To make these bites, start by preparing the cookie dough layer. In a large bowl, mix together the almond flour, maple syrup, melted and cooled coconut oil, and vanilla extract until fully combined. Then, chop the peanut butter cups into small pieces and fold them into the dough. Set the bowl aside.
Next, prepare the chocolate. Add the mini chocolate chips and coconut oil to a microwave-safe bowl and microwave them in 30-second increments, stirring between each one, until the chocolate is fully melted and smooth. This typically takes about 2 to 3 rounds.

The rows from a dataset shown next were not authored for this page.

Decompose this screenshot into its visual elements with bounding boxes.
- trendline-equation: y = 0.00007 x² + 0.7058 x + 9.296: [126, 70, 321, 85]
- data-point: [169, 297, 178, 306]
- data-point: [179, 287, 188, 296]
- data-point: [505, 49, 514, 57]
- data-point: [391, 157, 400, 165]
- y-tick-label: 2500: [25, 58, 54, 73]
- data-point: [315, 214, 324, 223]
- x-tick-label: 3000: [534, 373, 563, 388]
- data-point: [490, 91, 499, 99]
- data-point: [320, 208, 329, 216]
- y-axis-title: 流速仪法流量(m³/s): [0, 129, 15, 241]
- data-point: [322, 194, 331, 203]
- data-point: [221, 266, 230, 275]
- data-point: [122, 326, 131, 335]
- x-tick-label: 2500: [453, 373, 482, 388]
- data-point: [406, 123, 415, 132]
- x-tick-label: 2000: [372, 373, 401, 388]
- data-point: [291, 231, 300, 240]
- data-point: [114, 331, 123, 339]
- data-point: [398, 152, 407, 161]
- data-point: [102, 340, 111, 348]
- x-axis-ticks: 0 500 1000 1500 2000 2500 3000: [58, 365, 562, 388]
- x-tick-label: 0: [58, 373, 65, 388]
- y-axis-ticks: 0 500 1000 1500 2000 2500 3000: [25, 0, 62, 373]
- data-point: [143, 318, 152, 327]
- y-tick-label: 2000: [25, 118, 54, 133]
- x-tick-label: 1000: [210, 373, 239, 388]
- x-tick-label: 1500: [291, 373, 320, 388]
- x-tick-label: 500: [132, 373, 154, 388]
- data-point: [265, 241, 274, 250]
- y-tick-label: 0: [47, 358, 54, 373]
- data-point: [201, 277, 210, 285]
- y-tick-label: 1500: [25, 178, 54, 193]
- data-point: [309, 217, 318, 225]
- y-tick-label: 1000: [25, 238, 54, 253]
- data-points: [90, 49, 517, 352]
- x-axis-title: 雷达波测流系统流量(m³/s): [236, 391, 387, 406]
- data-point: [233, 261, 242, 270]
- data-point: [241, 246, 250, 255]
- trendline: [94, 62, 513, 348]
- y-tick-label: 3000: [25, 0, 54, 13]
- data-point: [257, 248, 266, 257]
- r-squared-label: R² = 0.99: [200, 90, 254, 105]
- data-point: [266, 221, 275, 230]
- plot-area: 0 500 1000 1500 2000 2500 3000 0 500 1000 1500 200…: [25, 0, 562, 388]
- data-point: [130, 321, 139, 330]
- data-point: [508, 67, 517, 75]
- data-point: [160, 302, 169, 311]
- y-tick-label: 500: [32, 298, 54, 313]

Now it's time to assemble! Pour a small amount of melted chocolate (about ½ teaspoon) into the bottom of each cavity of your ice cube tray. Transfer the tray to the freezer and allow the chocolate to set for about 5 minutes.
Once the chocolate base has set, remove the tray from the freezer. Fill each cavity about ¾ of the way full with the cookie dough mixture, pressing it down firmly so that it is compact. Then, press 3 to 4 mini marshmallows into the top of the cookie dough layer in each cavity.
Finally, pour the remaining melted chocolate over the top of each, covering the cookie dough and marshmallows completely. Transfer the tray back to the freezer and allow the bites to freeze for at least 2 hours, or until fully set.
Once they're done, pop them out of the tray and enjoy! I love storing these in the freezer because they defrost quickly—just set one out for a minute or two before eating, and it's the perfect temperature.